When you’re in the market for a new house and find a bargain, especially in this economic atmosphere, it may be very tempting to snatch it up without really thinking about what you’re getting yourself into.
But before doing the paperwork, before doing a check on the house’s history, there are some very practical things you need to think about.
Bad Home Locations
Location isn’t just about being close to a good school in a good part of town; there are several location issues you should consider before signing any contract.
What’s Next Door: Never buy a house next door to a shopping center or a lot/buildings that are zoned commercial; you’re putting yourself at risk of a lot of noise and traffic. If your house fronts a nice quiet street, but backs up to a busy street or highway, you’ll have a problem with noise at night, and possibly light and pollution as well. Renters next door are not a good idea; even if the current occupants are nice, you can expect rental homes overall to degrade the immediate neighborhood, and the turnover in occupancy can be a problem in the future. Slow speed zones, like school zones, should be avoided, though they’re not as serious as other issues.
Think About All Your Senses: If you look at a house within a mile or two of livestock farms, landfills, or major fishing piers, keep in mind the nasty odors that can ruin your cookouts when the wind changes. And though house values and neighborhood quality is usually very high near a golf course, you may not be so happy with your new home when someone’s bad slice sends a ball through your windshield.
Lay of the Land: Avoid steep hills, especially if you live anywhere it snows, or where it rains a lot. Be sure that before you commit to a home, you visit the house when it’s raining outside, preferably raining hard; it’s often not immediately obvious that a home is at risk of flooding.
Premium View: If your home is advertised as premium view, think twice. This adds money to the house value today, but you can’t buy the view; no one can guarantee that your beautiful vista won’t be blocked by a high-rise nearby in a year or two, reducing the value of your home drastically.
The Home Compared To The Neighborhood
The biggest and most expensive house in a neighborhood is also the one most imminently at risk of property devaluation, making it a bad investment.
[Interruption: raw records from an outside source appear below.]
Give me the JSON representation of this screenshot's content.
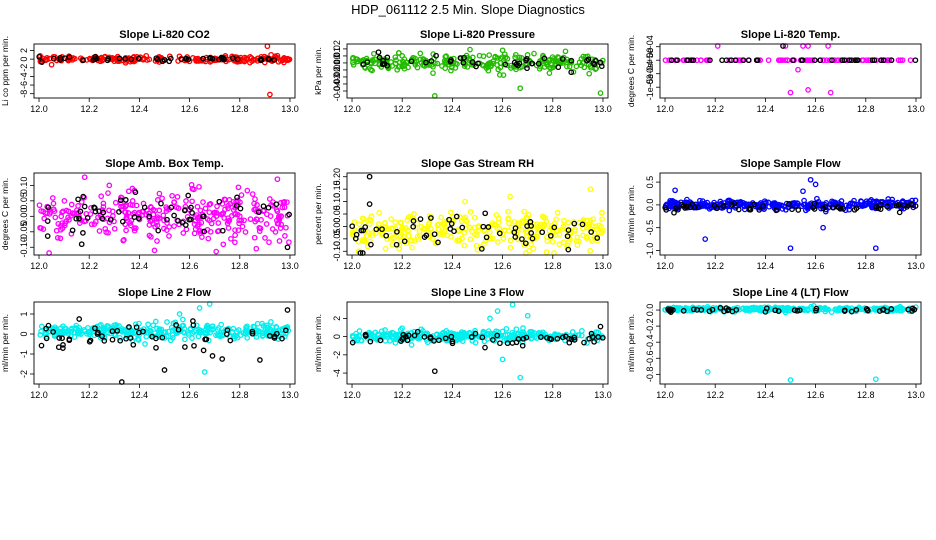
{
  "figure_title": "HDP_061112  2.5 Min. Slope Diagnostics",
  "colors": {
    "red": "#ff0000",
    "green": "#22bb00",
    "magenta": "#ff00ff",
    "blue": "#0000ff",
    "yellow": "#ffff00",
    "cyan": "#00eeee",
    "black": "#000000"
  },
  "chart_data": [
    {
      "type": "scatter",
      "title": "Slope Li-820 CO2",
      "ylabel": "Li co ppm per min.",
      "xlim": [
        11.98,
        13.02
      ],
      "ylim": [
        -9,
        3.5
      ],
      "xticks": [
        "12.0",
        "12.2",
        "12.4",
        "12.6",
        "12.8",
        "13.0"
      ],
      "yticks": [
        "-8",
        "-6",
        "-4",
        "-2",
        "0",
        "2"
      ],
      "ytick_values": [
        -8,
        -6,
        -4,
        -2,
        0,
        2
      ],
      "series": [
        {
          "name": "main",
          "color": "red",
          "center": 0,
          "spread": 0.35,
          "count": 220,
          "outliers": [
            [
              12.91,
              3
            ],
            [
              12.92,
              -8.2
            ],
            [
              12.95,
              0.8
            ],
            [
              12.05,
              -1.3
            ]
          ]
        },
        {
          "name": "black",
          "color": "black",
          "center": 0,
          "spread": 0.2,
          "count": 45,
          "outliers": []
        }
      ]
    },
    {
      "type": "scatter",
      "title": "Slope Li-820 Pressure",
      "ylabel": "kPa per min.",
      "xlim": [
        11.98,
        13.02
      ],
      "ylim": [
        -0.05,
        0.027
      ],
      "xticks": [
        "12.0",
        "12.2",
        "12.4",
        "12.6",
        "12.8",
        "13.0"
      ],
      "yticks": [
        "-0.04",
        "-0.03",
        "-0.02",
        "-0.01",
        "0.00",
        "0.01",
        "0.02"
      ],
      "ytick_values": [
        -0.04,
        -0.03,
        -0.02,
        -0.01,
        0,
        0.01,
        0.02
      ],
      "series": [
        {
          "name": "main",
          "color": "green",
          "center": 0,
          "spread": 0.006,
          "count": 260,
          "outliers": [
            [
              12.33,
              -0.047
            ],
            [
              12.99,
              -0.043
            ],
            [
              12.67,
              -0.036
            ],
            [
              12.47,
              0.019
            ],
            [
              12.6,
              0.018
            ],
            [
              12.2,
              0.01
            ]
          ]
        },
        {
          "name": "black",
          "color": "black",
          "center": 0,
          "spread": 0.005,
          "count": 45,
          "outliers": []
        }
      ]
    },
    {
      "type": "scatter",
      "title": "Slope Li-820 Temp.",
      "ylabel": "degrees C per min.",
      "xlim": [
        11.98,
        13.02
      ],
      "ylim": [
        -0.0014,
        0.0006
      ],
      "xticks": [
        "12.0",
        "12.2",
        "12.4",
        "12.6",
        "12.8",
        "13.0"
      ],
      "yticks": [
        "-1e-03",
        "-5e-04",
        "0e+00",
        "5e-04"
      ],
      "ytick_values": [
        -0.001,
        -0.0005,
        0,
        0.0005
      ],
      "series": [
        {
          "name": "main",
          "color": "magenta",
          "center": 0,
          "spread": 0,
          "count": 90,
          "outliers": [
            [
              12.21,
              0.00058
            ],
            [
              12.48,
              0.00058
            ],
            [
              12.55,
              0.00058
            ],
            [
              12.57,
              0.00058
            ],
            [
              12.65,
              0.00058
            ],
            [
              12.5,
              -0.0012
            ],
            [
              12.53,
              -0.00035
            ],
            [
              12.57,
              -0.0011
            ],
            [
              12.66,
              -0.0012
            ]
          ]
        },
        {
          "name": "black",
          "color": "black",
          "center": 0,
          "spread": 0,
          "count": 35,
          "outliers": [
            [
              12.47,
              0.00058
            ]
          ]
        }
      ]
    },
    {
      "type": "scatter",
      "title": "Slope Amb. Box Temp.",
      "ylabel": "degrees C per min.",
      "xlim": [
        11.98,
        13.02
      ],
      "ylim": [
        -0.125,
        0.14
      ],
      "xticks": [
        "12.0",
        "12.2",
        "12.4",
        "12.6",
        "12.8",
        "13.0"
      ],
      "yticks": [
        "-0.10",
        "-0.05",
        "0.00",
        "0.05",
        "0.10"
      ],
      "ytick_values": [
        -0.1,
        -0.05,
        0,
        0.05,
        0.1
      ],
      "series": [
        {
          "name": "main",
          "color": "magenta",
          "center": 0,
          "spread": 0.04,
          "count": 330,
          "outliers": [
            [
              12.95,
              0.12
            ],
            [
              12.28,
              0.1
            ],
            [
              12.04,
              -0.12
            ],
            [
              12.46,
              -0.11
            ]
          ]
        },
        {
          "name": "black",
          "color": "black",
          "center": 0,
          "spread": 0.035,
          "count": 55,
          "outliers": [
            [
              12.99,
              -0.1
            ],
            [
              12.17,
              -0.09
            ]
          ]
        }
      ]
    },
    {
      "type": "scatter",
      "title": "Slope Gas Stream RH",
      "ylabel": "percent per min.",
      "xlim": [
        11.98,
        13.02
      ],
      "ylim": [
        -0.115,
        0.215
      ],
      "xticks": [
        "12.0",
        "12.2",
        "12.4",
        "12.6",
        "12.8",
        "13.0"
      ],
      "yticks": [
        "-0.10",
        "-0.05",
        "0.00",
        "0.05",
        "0.10",
        "0.15",
        "0.20"
      ],
      "ytick_values": [
        -0.1,
        -0.05,
        0,
        0.05,
        0.1,
        0.15,
        0.2
      ],
      "series": [
        {
          "name": "main",
          "color": "yellow",
          "center": -0.02,
          "spread": 0.035,
          "count": 320,
          "outliers": [
            [
              12.95,
              0.15
            ],
            [
              12.63,
              0.12
            ],
            [
              12.45,
              0.1
            ],
            [
              12.03,
              -0.1
            ]
          ]
        },
        {
          "name": "black",
          "color": "black",
          "center": -0.02,
          "spread": 0.035,
          "count": 55,
          "outliers": [
            [
              12.07,
              0.2
            ],
            [
              12.07,
              0.09
            ]
          ]
        }
      ]
    },
    {
      "type": "scatter",
      "title": "Slope Sample Flow",
      "ylabel": "ml/min per min.",
      "xlim": [
        11.98,
        13.02
      ],
      "ylim": [
        -1.1,
        0.7
      ],
      "xticks": [
        "12.0",
        "12.2",
        "12.4",
        "12.6",
        "12.8",
        "13.0"
      ],
      "yticks": [
        "-1.0",
        "-0.5",
        "0.0",
        "0.5"
      ],
      "ytick_values": [
        -1,
        -0.5,
        0,
        0.5
      ],
      "series": [
        {
          "name": "main",
          "color": "blue",
          "center": 0,
          "spread": 0.05,
          "count": 320,
          "outliers": [
            [
              12.04,
              0.32
            ],
            [
              12.16,
              -0.75
            ],
            [
              12.5,
              -0.95
            ],
            [
              12.58,
              0.55
            ],
            [
              12.6,
              0.45
            ],
            [
              12.63,
              -0.5
            ],
            [
              12.84,
              -0.95
            ],
            [
              12.55,
              0.3
            ]
          ]
        },
        {
          "name": "black",
          "color": "black",
          "center": -0.05,
          "spread": 0.05,
          "count": 55,
          "outliers": []
        }
      ]
    },
    {
      "type": "scatter",
      "title": "Slope Line 2 Flow",
      "ylabel": "ml/min per min.",
      "xlim": [
        11.98,
        13.02
      ],
      "ylim": [
        -2.5,
        1.6
      ],
      "xticks": [
        "12.0",
        "12.2",
        "12.4",
        "12.6",
        "12.8",
        "13.0"
      ],
      "yticks": [
        "-2",
        "-1",
        "0",
        "1"
      ],
      "ytick_values": [
        -2,
        -1,
        0,
        1
      ],
      "series": [
        {
          "name": "main",
          "color": "cyan",
          "center": 0.1,
          "spread": 0.2,
          "count": 330,
          "outliers": [
            [
              12.68,
              1.5
            ],
            [
              12.64,
              1.3
            ],
            [
              12.66,
              -1.9
            ],
            [
              12.56,
              1.0
            ]
          ]
        },
        {
          "name": "black",
          "color": "black",
          "center": -0.1,
          "spread": 0.3,
          "count": 55,
          "outliers": [
            [
              12.33,
              -2.4
            ],
            [
              12.5,
              -1.8
            ],
            [
              12.16,
              0.75
            ],
            [
              12.99,
              1.2
            ],
            [
              12.88,
              -1.3
            ],
            [
              12.73,
              -1.25
            ]
          ]
        }
      ]
    },
    {
      "type": "scatter",
      "title": "Slope Line 3 Flow",
      "ylabel": "ml/min per min.",
      "xlim": [
        11.98,
        13.02
      ],
      "ylim": [
        -5.2,
        3.8
      ],
      "xticks": [
        "12.0",
        "12.2",
        "12.4",
        "12.6",
        "12.8",
        "13.0"
      ],
      "yticks": [
        "-4",
        "-2",
        "0",
        "2"
      ],
      "ytick_values": [
        -4,
        -2,
        0,
        2
      ],
      "series": [
        {
          "name": "main",
          "color": "cyan",
          "center": 0.1,
          "spread": 0.3,
          "count": 330,
          "outliers": [
            [
              12.64,
              3.5
            ],
            [
              12.58,
              2.8
            ],
            [
              12.67,
              -4.5
            ],
            [
              12.6,
              -2.5
            ],
            [
              12.55,
              2.0
            ],
            [
              12.7,
              2.3
            ]
          ]
        },
        {
          "name": "black",
          "color": "black",
          "center": -0.2,
          "spread": 0.35,
          "count": 55,
          "outliers": [
            [
              12.33,
              -3.8
            ],
            [
              12.53,
              -1.2
            ],
            [
              12.68,
              -1.0
            ],
            [
              12.99,
              1.1
            ]
          ]
        }
      ]
    },
    {
      "type": "scatter",
      "title": "Slope Line 4 (LT) Flow",
      "ylabel": "ml/min per min.",
      "xlim": [
        11.98,
        13.02
      ],
      "ylim": [
        -0.92,
        0.1
      ],
      "xticks": [
        "12.0",
        "12.2",
        "12.4",
        "12.6",
        "12.8",
        "13.0"
      ],
      "yticks": [
        "-0.8",
        "-0.6",
        "-0.4",
        "-0.2",
        "0.0"
      ],
      "ytick_values": [
        -0.8,
        -0.6,
        -0.4,
        -0.2,
        0
      ],
      "series": [
        {
          "name": "main",
          "color": "cyan",
          "center": 0.01,
          "spread": 0.012,
          "count": 300,
          "outliers": [
            [
              12.17,
              -0.77
            ],
            [
              12.5,
              -0.87
            ],
            [
              12.84,
              -0.86
            ],
            [
              12.48,
              -0.03
            ]
          ]
        },
        {
          "name": "black",
          "color": "black",
          "center": 0,
          "spread": 0.012,
          "count": 45,
          "outliers": []
        }
      ]
    }
  ]
}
Check out the homeowner’s association as well, if there’s one in your neighborhood; high fees can reduce your property’s value in the long run. On the other end, neighborhoods that allow boats, commercial vans, and other similar items to park openly on the street or in front lots will likely see property values drop before areas that don’t.
How have property values done in this neighborhood? If they haven’t increased or if they have decreased in this area, you might want to reconsider the purchase.
The way this house relates to the rest of the neighborhood is significant. If it’s close to the beginning of the block, you should be aware that everyone has to pass your house on their way home — which means you’ll see heavy traffic. You may also be in the unlucky corner house that gets every headlight turning onto your street, or tracks in your lawn from people who don’t quite make the turn or who decide your lawn is a convenient turnaround spot.
Pay close attention to accessibility. Does your street open onto a main road without a traffic light? Will you have to make a U-turn to get home when you come in from the wrong direction? Or — shudder — will you have to back out your driveway into heavy traffic? These are very important considerations.
Home Architecture Disasters
Design, Maintenance, and Inspection: Chipped paint, damaged roofs, and cracks in the foundation are warning signs that there may be something deeper wrong with the house. How long has that roof been damaged, and is there rain and mildew in the attic now? Are the foundation cracks from settling that hasn’t finished yet? Are the chips in the paint a sign of a lackadaisical ex-owner who let things go?
Even if there’s nothing structurally wrong with the home, there may be design issues you need to know about. For instance, homes with flat roofs on any part of the structure are liable to roof damage just from sitting water, and are much weaker in snowy areas than pitched roofs. Flatter roofs (though not completely flat ones) are desirable in areas with lots of hurricanes. Homes in hurricane-prone areas are less damaged if they are made of concrete block, which means their value is higher and your insurance costs are lower. In the North, it can be very hard to sell a home without a fireplace, and throughout the country a lack of central air and heat will severely devalue a home.
Homes that have only one bathroom or with a single-car garage or just a carport, will be harder to sell in most areas. Homes with two beds and two baths should be bargain-priced; they are much harder to sell than three bed-two bath homes. Tiny master bedrooms, very small closets, and a lack of storage space will cause the value of your house to be lower than it otherwise would be.
Finally, your unique gem may be everyone else’s eyesore; homes with strange architectural design will be very difficult to resell.